I have now examined the two pages on which my name appears, and have tried to spot the differences between the two texts which Dr Cherfas noted. There are a few, but whether or not they may, as Dr Cherfas suggests, constitute libel, they hardly matter in relation to the fact that the two pages are little better than a concatenation of errors of commission and omission, and of invention. First, contrary to what Johanson and Edey state, when I started my inquiries into the subject, I did not set out ‘to prove that australopithecines were apes.’ My explicitly stated purpose was to check the measurements and indices of the fossil teeth as published by Dr Robert Broom with the corresponding dental dimensions and indices of apes and man. If, as Johanson and Edey write, it is the case that Dr Broom, one of Johanson’s heroes, but a man he could never have met (he died in 1951), declared himself to be ‘scornful of biometry’, he should have forborne from providing dubious and generally incorrect biometric data. That, however, was on a par with the way the eccentric Broom worked. Second, I did not try, and then fail, to meet a ‘challenge’ made by the late Professor Le Gros Clark to produce a ‘full set of chimpanzee teeth’. I dismissed the idea as unreal (Nature, 1950, Vol. 166), as fatuous as it would be to try to unearth a set of fossil teeth to match Dr Johanson’s. Third, ‘professional statisticians’ did not point out that my figures had not been ‘calculated properly’. It was I who pointed out a systematic error in certain calculations which, because they applied to both sides of the comparisons I was making, made little difference to the answers that emerged. A professional statistician (Dr Frank Yates FRS) then stepped in to point out where the late Dr Jacob Bronowski, an amateur statistician whom Le Gros Clark, my ‘challenger’, had enlisted as his supporter, was off-beam in his mathematical assertions.
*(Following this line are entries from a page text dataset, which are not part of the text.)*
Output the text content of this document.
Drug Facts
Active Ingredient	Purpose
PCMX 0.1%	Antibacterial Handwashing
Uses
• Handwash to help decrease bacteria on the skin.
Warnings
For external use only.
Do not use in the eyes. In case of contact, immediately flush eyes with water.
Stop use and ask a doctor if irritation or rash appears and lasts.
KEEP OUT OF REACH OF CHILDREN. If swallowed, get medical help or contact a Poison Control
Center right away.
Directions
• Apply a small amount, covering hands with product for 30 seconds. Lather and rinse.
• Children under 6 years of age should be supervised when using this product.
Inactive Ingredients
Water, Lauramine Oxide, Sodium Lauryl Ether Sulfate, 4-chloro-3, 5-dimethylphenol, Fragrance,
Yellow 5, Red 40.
Nowhere in the book do the authors of Lucy refer to the stream of more recent publications that embody the results of careful scientific and biometric study of fossil primate remains, and which provide no support for Johanson’s ex cathedra claims. If this omission was deliberate, it reveals a curious disregard for the established conventions of scientific exchange. If it was due to ignorance, the verdict must be ‘scientific incompetence’. A reviewer in another journal (the Listener, 9 July) depicts Lucy as mainly an account of Dr Johanson’s dispute with Dr Richard Leakey as to which of the two had found the oldest ape-like (or whatever) fossil. In a critical review of the subject which I wrote some years ago, I said that this kind of debate is less like scientific discourse than a public auction of anatomical speculations. Lucy makes it clear that ‘show-biz’ presentations are not going to display to the world what may in fact have been the physical steps in man’s descent. Johanson is only a recent recruit to the long line of fossil-hunters who, over the years, have been driven by divine inspiration to attribute to one of their fossil finds a unique significance in the story of man’s evolution. I fear that he won’t be the last.